Sénégal : le Conseil constitutionnel clôt le débat sur l’élection d’Ousmane Sonko à l’Assemblée nationale

Le Conseil constitutionnel du Sénégal a tranché, déclarant son incompétence face à un recours déposé par l’opposition. Ce recours visait à contester la réintégration d’Ousmane Sonko au sein de l’Assemblée nationale, suivie de son accession à la présidence de cette institution. Cette décision met un terme définitif à la démarche initiée par les opposants, qui jugeaient cette réintégration et cette élection contraires aux règles parlementaires en vigueur.

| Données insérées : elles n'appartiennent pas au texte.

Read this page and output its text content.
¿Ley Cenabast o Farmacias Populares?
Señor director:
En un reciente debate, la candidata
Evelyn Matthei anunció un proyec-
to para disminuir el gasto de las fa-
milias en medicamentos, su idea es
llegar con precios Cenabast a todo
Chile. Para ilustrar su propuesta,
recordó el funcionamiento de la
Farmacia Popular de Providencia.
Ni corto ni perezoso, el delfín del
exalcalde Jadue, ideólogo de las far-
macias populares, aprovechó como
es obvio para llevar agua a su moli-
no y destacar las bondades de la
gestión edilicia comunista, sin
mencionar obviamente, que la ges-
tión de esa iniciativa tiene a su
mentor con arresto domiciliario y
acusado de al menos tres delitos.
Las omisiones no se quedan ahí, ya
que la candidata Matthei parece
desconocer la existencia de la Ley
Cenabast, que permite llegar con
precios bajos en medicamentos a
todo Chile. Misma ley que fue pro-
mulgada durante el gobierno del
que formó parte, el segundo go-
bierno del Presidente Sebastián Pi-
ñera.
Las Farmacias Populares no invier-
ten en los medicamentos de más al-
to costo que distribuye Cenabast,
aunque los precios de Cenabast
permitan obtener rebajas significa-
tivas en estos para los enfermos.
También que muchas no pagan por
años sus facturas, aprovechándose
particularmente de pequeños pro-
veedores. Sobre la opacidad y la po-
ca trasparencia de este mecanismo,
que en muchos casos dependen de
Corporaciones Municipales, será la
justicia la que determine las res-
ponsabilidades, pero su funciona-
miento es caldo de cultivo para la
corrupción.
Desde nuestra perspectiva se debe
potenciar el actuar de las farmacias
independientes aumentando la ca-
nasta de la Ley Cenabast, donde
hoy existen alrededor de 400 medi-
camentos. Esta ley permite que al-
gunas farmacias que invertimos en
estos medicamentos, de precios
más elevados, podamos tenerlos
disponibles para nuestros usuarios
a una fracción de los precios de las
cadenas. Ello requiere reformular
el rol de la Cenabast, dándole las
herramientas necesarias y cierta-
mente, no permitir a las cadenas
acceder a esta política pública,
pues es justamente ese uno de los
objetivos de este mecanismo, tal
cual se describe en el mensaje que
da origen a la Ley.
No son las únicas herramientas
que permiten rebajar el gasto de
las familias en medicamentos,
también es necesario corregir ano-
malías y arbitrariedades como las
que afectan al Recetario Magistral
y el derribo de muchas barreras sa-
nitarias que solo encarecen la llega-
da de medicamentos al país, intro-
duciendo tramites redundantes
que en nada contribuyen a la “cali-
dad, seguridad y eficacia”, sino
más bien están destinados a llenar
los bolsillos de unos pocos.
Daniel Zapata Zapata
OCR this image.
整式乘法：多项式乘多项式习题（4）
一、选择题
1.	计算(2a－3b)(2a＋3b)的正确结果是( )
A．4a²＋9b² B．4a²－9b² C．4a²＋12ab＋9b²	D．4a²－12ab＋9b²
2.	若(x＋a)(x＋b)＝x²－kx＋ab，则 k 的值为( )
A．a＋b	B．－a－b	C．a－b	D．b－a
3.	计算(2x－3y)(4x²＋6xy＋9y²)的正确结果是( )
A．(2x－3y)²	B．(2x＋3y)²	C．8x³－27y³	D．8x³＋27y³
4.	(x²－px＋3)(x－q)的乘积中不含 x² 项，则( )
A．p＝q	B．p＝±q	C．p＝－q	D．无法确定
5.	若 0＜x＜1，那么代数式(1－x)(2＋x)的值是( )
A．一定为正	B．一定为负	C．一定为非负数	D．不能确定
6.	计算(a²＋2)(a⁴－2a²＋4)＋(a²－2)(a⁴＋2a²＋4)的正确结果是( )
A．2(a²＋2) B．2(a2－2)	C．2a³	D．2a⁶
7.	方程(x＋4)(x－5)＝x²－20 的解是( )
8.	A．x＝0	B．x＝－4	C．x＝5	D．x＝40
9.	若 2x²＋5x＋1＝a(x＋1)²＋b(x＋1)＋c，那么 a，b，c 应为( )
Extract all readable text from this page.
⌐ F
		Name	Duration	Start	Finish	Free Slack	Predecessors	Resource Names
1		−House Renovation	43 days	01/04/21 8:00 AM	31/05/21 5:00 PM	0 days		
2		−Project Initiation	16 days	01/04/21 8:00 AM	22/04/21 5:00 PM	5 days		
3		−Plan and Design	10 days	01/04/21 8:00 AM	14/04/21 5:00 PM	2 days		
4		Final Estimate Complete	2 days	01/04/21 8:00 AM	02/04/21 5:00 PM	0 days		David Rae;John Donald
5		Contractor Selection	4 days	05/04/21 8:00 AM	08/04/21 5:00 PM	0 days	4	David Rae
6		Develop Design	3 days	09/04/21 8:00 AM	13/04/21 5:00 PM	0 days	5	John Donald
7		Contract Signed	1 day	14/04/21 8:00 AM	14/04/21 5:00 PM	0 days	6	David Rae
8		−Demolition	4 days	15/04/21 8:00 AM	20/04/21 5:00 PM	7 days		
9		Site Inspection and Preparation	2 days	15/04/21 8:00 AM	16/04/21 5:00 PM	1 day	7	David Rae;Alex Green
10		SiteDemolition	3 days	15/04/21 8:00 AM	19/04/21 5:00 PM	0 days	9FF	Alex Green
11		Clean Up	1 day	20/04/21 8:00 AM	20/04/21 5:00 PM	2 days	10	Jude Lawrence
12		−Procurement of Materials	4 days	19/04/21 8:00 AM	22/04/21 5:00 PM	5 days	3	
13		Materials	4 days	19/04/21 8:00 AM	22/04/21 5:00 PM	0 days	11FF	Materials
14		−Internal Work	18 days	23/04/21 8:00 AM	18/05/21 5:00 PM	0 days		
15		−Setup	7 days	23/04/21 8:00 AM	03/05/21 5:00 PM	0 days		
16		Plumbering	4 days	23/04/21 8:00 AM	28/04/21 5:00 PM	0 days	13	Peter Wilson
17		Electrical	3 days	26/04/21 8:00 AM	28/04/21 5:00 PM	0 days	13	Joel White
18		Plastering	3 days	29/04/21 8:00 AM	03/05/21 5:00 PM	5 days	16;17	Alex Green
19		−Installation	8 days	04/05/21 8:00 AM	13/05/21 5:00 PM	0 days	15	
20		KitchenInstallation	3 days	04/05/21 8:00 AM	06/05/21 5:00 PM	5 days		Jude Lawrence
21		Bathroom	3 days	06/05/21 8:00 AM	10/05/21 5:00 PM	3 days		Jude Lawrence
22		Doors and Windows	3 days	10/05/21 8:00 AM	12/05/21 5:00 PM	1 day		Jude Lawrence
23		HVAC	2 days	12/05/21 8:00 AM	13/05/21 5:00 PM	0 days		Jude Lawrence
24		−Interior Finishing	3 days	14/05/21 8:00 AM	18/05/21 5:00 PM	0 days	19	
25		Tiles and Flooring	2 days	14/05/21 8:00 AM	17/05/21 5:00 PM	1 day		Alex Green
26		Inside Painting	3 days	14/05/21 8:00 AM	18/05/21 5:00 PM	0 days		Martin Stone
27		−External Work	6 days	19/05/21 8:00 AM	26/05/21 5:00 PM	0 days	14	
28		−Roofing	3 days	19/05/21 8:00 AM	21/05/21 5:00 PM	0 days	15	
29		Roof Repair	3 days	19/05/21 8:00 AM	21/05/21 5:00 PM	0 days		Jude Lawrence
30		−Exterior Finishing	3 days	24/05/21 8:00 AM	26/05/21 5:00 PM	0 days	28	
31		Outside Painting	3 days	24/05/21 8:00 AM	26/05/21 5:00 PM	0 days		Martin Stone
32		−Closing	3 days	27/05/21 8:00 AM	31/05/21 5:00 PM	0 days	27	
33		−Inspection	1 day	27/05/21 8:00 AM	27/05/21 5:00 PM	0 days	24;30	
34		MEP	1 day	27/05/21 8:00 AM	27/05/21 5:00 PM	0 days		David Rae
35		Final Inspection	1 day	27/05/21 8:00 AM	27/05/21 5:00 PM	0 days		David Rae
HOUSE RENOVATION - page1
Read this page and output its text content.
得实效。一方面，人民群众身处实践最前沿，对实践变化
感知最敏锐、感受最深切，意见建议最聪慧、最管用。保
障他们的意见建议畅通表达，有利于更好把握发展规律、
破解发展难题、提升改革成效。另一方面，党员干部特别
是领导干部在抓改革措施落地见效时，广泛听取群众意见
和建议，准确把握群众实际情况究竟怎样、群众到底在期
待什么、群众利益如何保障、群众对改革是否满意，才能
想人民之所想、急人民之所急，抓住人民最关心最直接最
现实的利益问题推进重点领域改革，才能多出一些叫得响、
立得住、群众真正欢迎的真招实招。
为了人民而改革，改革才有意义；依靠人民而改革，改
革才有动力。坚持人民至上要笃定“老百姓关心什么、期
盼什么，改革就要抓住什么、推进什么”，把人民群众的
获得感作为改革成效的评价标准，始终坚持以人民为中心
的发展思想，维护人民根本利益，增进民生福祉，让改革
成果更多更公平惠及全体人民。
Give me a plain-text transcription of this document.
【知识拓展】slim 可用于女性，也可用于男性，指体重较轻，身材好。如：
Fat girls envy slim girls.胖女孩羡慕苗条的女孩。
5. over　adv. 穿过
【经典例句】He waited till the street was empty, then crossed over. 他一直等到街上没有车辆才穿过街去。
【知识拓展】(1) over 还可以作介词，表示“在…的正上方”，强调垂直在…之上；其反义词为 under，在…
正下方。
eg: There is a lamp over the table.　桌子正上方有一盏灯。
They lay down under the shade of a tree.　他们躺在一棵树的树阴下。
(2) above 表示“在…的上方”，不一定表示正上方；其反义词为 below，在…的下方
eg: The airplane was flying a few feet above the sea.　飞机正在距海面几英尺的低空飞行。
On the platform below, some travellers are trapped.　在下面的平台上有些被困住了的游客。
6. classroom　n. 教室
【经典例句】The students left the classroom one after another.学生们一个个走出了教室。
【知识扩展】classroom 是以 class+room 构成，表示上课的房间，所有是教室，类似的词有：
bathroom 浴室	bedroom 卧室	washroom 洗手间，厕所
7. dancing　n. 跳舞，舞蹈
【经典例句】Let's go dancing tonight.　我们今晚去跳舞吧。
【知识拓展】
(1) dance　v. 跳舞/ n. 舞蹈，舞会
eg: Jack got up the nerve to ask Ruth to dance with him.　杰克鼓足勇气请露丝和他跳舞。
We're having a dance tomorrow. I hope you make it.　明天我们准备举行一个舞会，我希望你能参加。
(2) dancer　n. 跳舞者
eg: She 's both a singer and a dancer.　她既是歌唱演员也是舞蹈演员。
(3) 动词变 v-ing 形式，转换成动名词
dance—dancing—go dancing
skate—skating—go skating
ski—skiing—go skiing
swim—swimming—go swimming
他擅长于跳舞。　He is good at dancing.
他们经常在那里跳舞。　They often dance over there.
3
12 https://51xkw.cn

Sénégal. Le Conseil constitutionnel se déclare incompétent sur le recours contre la réintégration d’Ousmane Sonko à l’Assemblée nationale

Le Conseil constitutionnel sénégalais a rendu son verdict, se déclarant « incompétent » pour statuer sur le recours de l’opposition. Ce dernier remettait en question la légitimité de la réintégration de l’ancien Premier ministre Ousmane Sonko au sein de l’Assemblée nationale, ainsi que son élection à la présidence de l’hémicycle le 26 mai dernier.

Après avoir été démis de ses fonctions de Premier ministre, Ousmane Sonko, figure emblématique du parti Pastef, majoritaire au Parlement, a rapidement retrouvé son siège de député avant d’être propulsé au perchoir.

L’opposition sans voie de recours

L’élection d’Ousmane Sonko avait suscité une vive contestation au sein de l’opposition. Celle-ci arguait que sa réintégration sur les bancs de l’Assemblée constituait une infraction au règlement intérieur, qualifiant même la manœuvre de « coup d’État institutionnel ». Avec cette décision du Conseil constitutionnel, l’opposition ne dispose plus d’aucune autre voie de recours légale pour faire valoir ses arguments. Pour rappel, Ousmane Sonko, écarté de la course à la présidentielle de mars 2024, avait accédé au poste de Premier ministre en avril 2024, suite à la victoire de son proche allié, Bassirou Diomaye Faye, à la magistrature suprême.

En tant que tête de liste de Pastef, l’ancien chef du gouvernement avait remporté 130 des 165 sièges de députés lors des élections législatives de novembre 2024. Il avait alors choisi de renoncer à son mandat parlementaire pour se consacrer pleinement à ses responsabilités gouvernementales.

Une « mascarade » dénoncée par les opposants

Selon l’opposition, pour que Monsieur Sonko puisse légalement redevenir député, il aurait dû, à l’époque, démissionner de son poste de Premier ministre pour siéger, même temporairement, à l’Assemblée nationale avant de réintégrer le gouvernement. Le député d’opposition Abdou Mbow avait fermement critiqué cette situation fin avril, déclarant : « La majorité parlementaire a installé quelqu’un, Ousmane Sonko, qui a déjà perdu son mandat de député et ne peut le retrouver. Nous n’allons pas nous associer à cette mascarade. » Cependant, suite à la décision du Conseil constitutionnel, Ousmane Sonko conserve sa position à la tête de l’Assemblée nationale. Cette position pourrait lui permettre d’exercer un contre-pouvoir significatif face au président Bassirou Diomaye Faye, avec qui la divergence politique semble désormais actée.